For over two decades now, a Virtual Private Network (VPN) stands for online security, privacy, and anonymity. Despite its humble beginnings, after many updates and improvements, the software turned out to be one of the most used things for protecting yourself from the dangers lurking all over the Internet.
Now, this network has found a use worldwide, in people’s homes and workplaces, on home networks or public ones. It’s used by individuals and companies that are trying to avoid restrictions on the Internet, but at the same time protect their fragile information from all kinds of surveillance and possible cyber-attacks.
Needless to say, VPNs are safe, or at least they should be. But does using this type of protection guarantee a flawless experience no matter what, or can they, after all, be tracked down and hacked?
To give an answer to this question, it’s important to start from the beginning, as it’s not so simple. First, you need to know how a VPN works.
What is a VPN and how does its encryption work?
Using a Virtual Private Network in order to protect yourself, works in a way that it creates a safe “tunnel” through the Internet. This tunnel is encrypted and when accessing the Internet through your Internet Service Provider (ISP) and it hides all of your online activity and traffic going from your computer to the wanted destination.
This means that your ISP can’t see or track anything that you visit or do on the Internet. Also, the websites or content you are trying to reach won’t have any information about you either, because your VPN provider will equip you with a different IP address, making yours invisible. This stops anyone from tracking you down, and also allows you to reach Geo-blocked content around the world.
Establishing a connection through a VPN is relatively easy. All you have to do is subscribe to one, connect to the Internet through your ISP, and then initiate a VPN connection through the installed client on your device. But now comes the more complicated part.

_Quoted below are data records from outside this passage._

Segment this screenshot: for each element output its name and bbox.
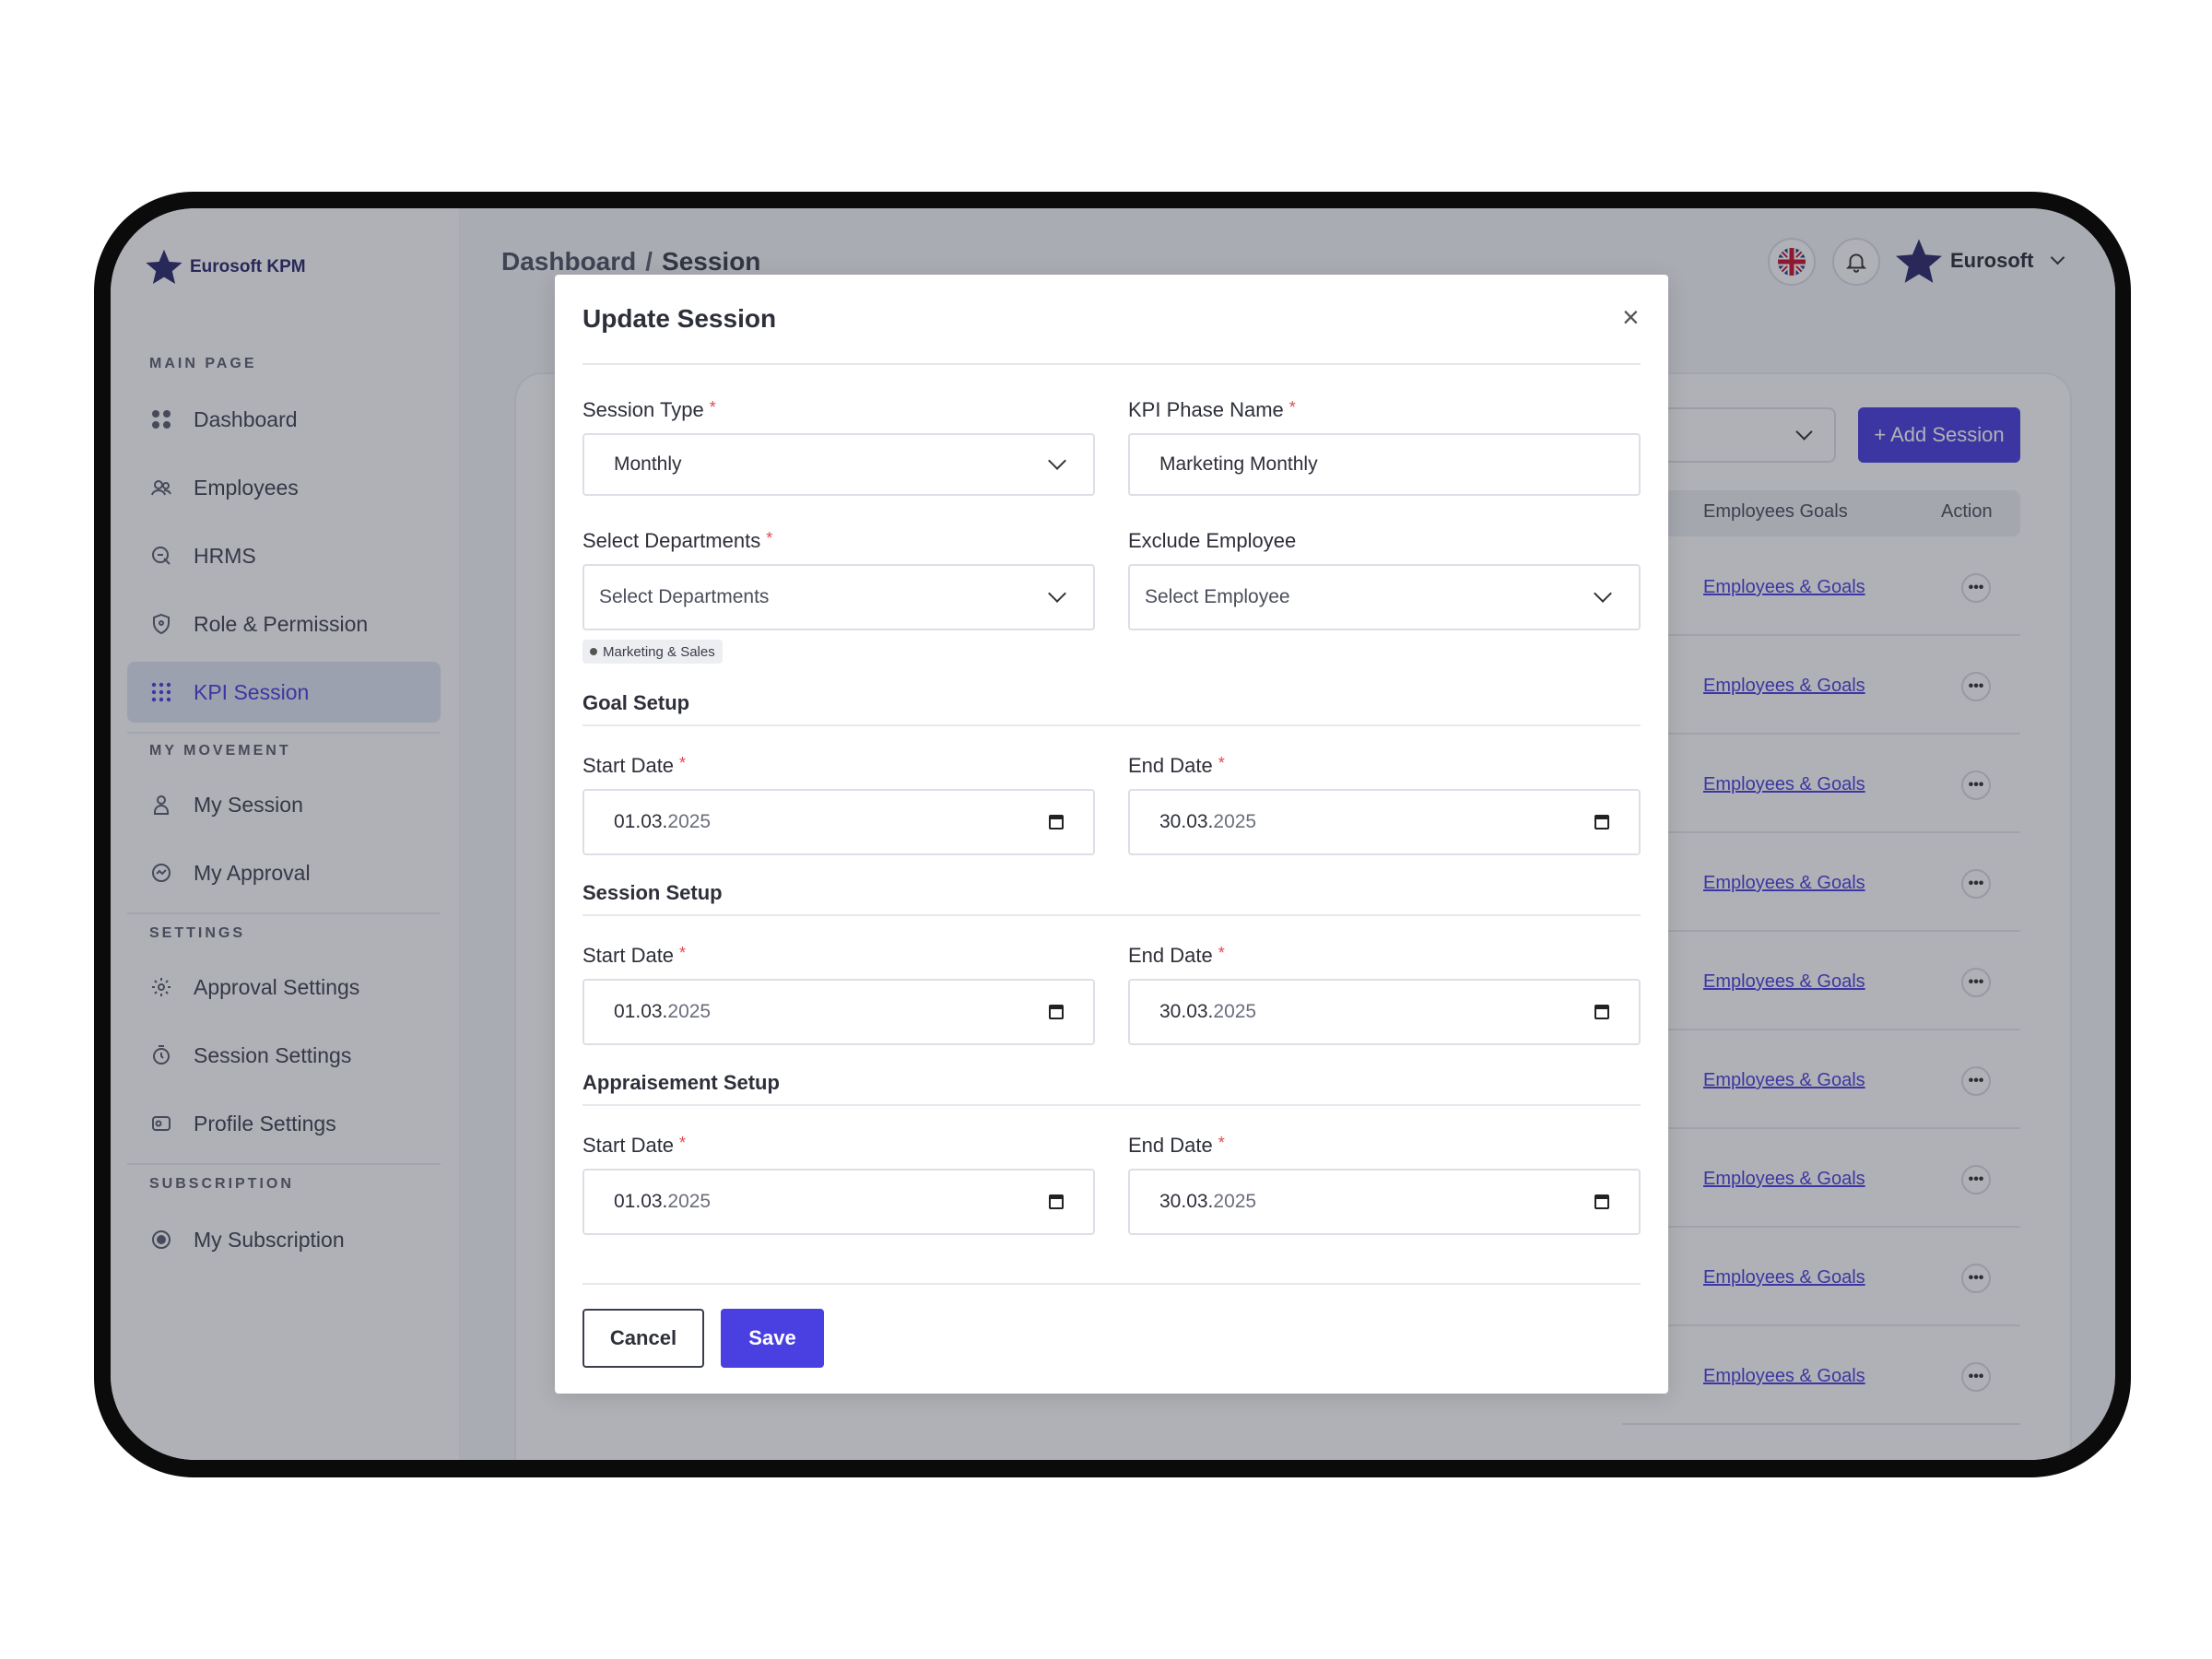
departments-placeholder: Select Departments (599, 586, 770, 607)
session-type-label: Session Type * (582, 398, 716, 421)
department-tag[interactable]: Marketing & Sales (582, 640, 723, 664)
cancel-button[interactable]: Cancel (582, 1309, 704, 1368)
section-divider (582, 724, 1641, 726)
goal-end-date-label: End Date * (1128, 754, 1225, 777)
kpi-phase-name-value: Marketing Monthly (1159, 453, 1318, 475)
goal-end-date-input[interactable]: 30.03.2025 (1128, 789, 1641, 855)
goal-start-date-input[interactable]: 01.03.2025 (582, 789, 1095, 855)
appraisement-start-date-input[interactable]: 01.03.2025 (582, 1169, 1095, 1235)
session-type-select[interactable]: Monthly (582, 433, 1095, 496)
kpi-phase-name-label: KPI Phase Name * (1128, 398, 1296, 421)
exclude-employee-label: Exclude Employee (1128, 529, 1297, 552)
date-value: 01.03.2025 (614, 1191, 712, 1212)
modal-header-divider (582, 363, 1641, 365)
date-value: 01.03.2025 (614, 811, 712, 832)
chevron-down-icon (1048, 452, 1066, 470)
calendar-icon[interactable] (1049, 1005, 1064, 1019)
calendar-icon[interactable] (1049, 815, 1064, 830)
save-button[interactable]: Save (721, 1309, 824, 1368)
goal-setup-title: Goal Setup (582, 691, 690, 714)
date-value: 30.03.2025 (1159, 811, 1257, 832)
session-end-date-label: End Date * (1128, 944, 1225, 967)
appraisement-start-date-label: Start Date * (582, 1134, 687, 1157)
date-value: 30.03.2025 (1159, 1191, 1257, 1212)
chevron-down-icon (1594, 584, 1612, 603)
calendar-icon[interactable] (1594, 1005, 1609, 1019)
date-value: 01.03.2025 (614, 1001, 712, 1022)
tag-dot-icon (590, 648, 597, 655)
appraisement-setup-title: Appraisement Setup (582, 1071, 780, 1094)
exclude-employee-select[interactable]: Select Employee (1128, 564, 1641, 630)
date-value: 30.03.2025 (1159, 1001, 1257, 1022)
appraisement-end-date-label: End Date * (1128, 1134, 1225, 1157)
modal-footer-divider (582, 1283, 1641, 1285)
session-end-date-input[interactable]: 30.03.2025 (1128, 979, 1641, 1045)
goal-start-date-label: Start Date * (582, 754, 687, 777)
section-divider (582, 914, 1641, 916)
modal-title: Update Session (582, 304, 777, 333)
section-divider (582, 1104, 1641, 1106)
departments-select[interactable]: Select Departments (582, 564, 1095, 630)
department-tag-label: Marketing & Sales (603, 643, 715, 660)
session-start-date-input[interactable]: 01.03.2025 (582, 979, 1095, 1045)
kpi-phase-name-input[interactable]: Marketing Monthly (1128, 433, 1641, 496)
close-icon[interactable]: × (1622, 302, 1640, 332)
departments-label: Select Departments * (582, 529, 773, 552)
calendar-icon[interactable] (1594, 1194, 1609, 1209)
calendar-icon[interactable] (1049, 1194, 1064, 1209)
chevron-down-icon (1048, 584, 1066, 603)
update-session-modal: Update Session × Session Type * Monthly K… (555, 275, 1668, 1394)
session-start-date-label: Start Date * (582, 944, 687, 967)
exclude-employee-placeholder: Select Employee (1145, 586, 1290, 607)
session-type-value: Monthly (614, 453, 682, 475)
appraisement-end-date-input[interactable]: 30.03.2025 (1128, 1169, 1641, 1235)
session-setup-title: Session Setup (582, 881, 723, 904)
calendar-icon[interactable] (1594, 815, 1609, 830)
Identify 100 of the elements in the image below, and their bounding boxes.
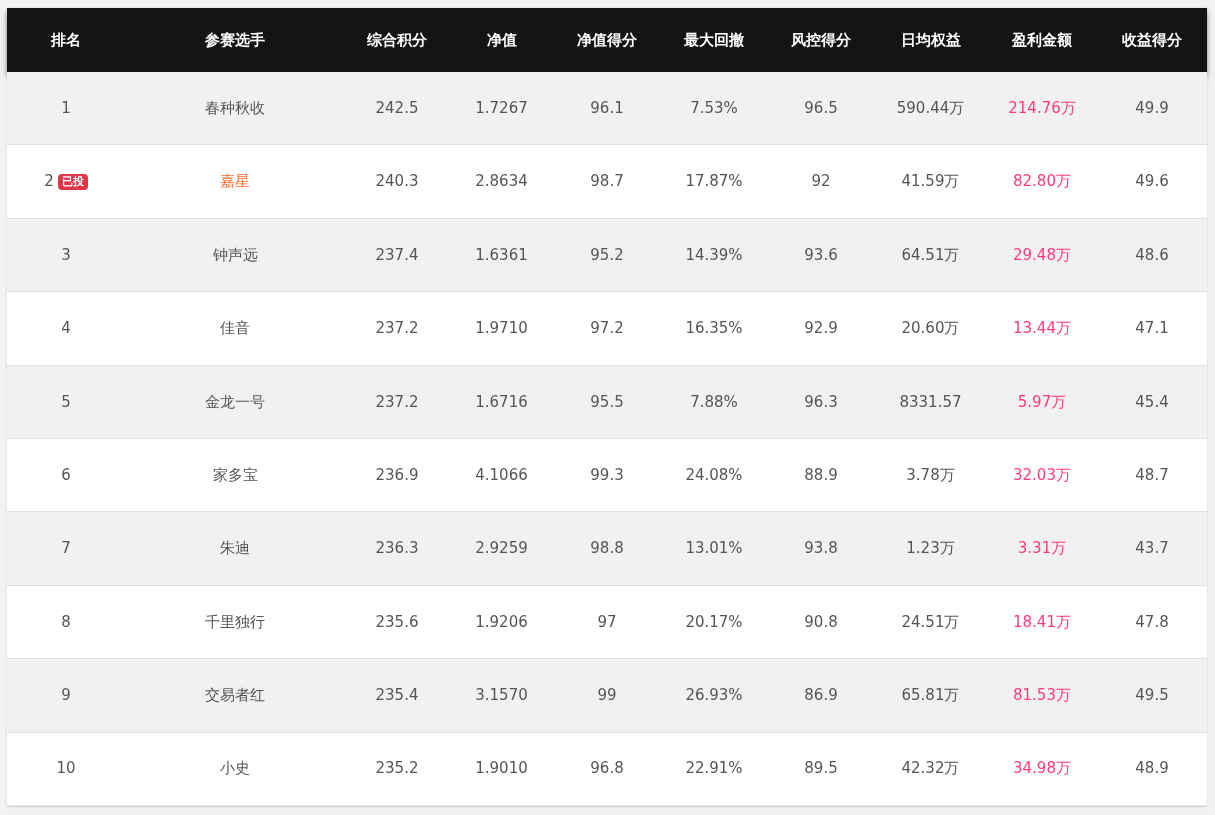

Every VPN provider has a set of security protocols and encryptions. These are the main keys to staying safe. The better the protocols and encryptions, the more protected you are.
A VPN security protocol is a set of rules for data transmission and encryption and some of the most widely used protocols are Point to Point Tunneling Protocol (PPTP), Layer Two Tunneling Protocol (L2TP), Internet Protocol Security (IPSec) and OpenVPN (SSL/TLS).
These protocols are encrypted to make your data unreadable to anyone trying to intercept your information, such as hackers. The VPN protocols utilize these algorithms creating this so-called “tunnel” that was mentioned before. It’s the perfect way to stay safe and anonymous, especially when you take into consideration that your IP address won’t be visible either.
However, not every single one of these protocols (or encryptions) will provide you with the same level of security. They all have their strengths and weaknesses. Many VPN providers offer more choices, allowing you to select one according to your needs. And depending on which one you use, you will get the answer to your question – can a VPN be hacked?
Unfortunately, the answer is yes.
Pretty much everything can be hacked. However, it’s not that simple and it happens only if you are a “high-value” target for the hackers. Chances are you are not, as most of us fall under the category of basic VPN users that simply want privacy.
The math behind a strong encryption is incredibly complex and trying to decrypt even a more outdated version would take months, even years.
If you want to feel fully protected, I recommend a VPN that offers only the highest quality encryptions and protocols. Don’t settle for something lower, if you value your privacy more than everything else a VPN has to offer.
Avoid using PPTP or L2TP/IPSec protocols. Instead, make sure you are using only the latest versions of the OpenVPN protocol, because it’s considered to be extremely secure.
In terms of encryption, make sure your VPN provider offers 2048-bit or 256-bit encryption as they are harder to crack. Rest assured, if anyone ever tries to hack you, these protocols and encryptions will be a real nightmare.
Bottom line, in 99.99% of cases if you are using a strong and reliable provider, you have nothing to worry about. Hacking a VPN requires only the best skills and hackers, are able to break the encryption by using its vulnerabilities, or by somehow stealing the encryption key.
Other than such a complicated thing, you will need the money and the resources. Breaking a strong encryption is demanding and time-consuming and may take many years to complete. Stealing the key is also not an easy task. So, I would say there is nothing to worry about.
Just make sure you choose a secure and trustworthy provider, and you are good to go. You are exposed to much more online dangers without one, so what harm would owning a VPN really do?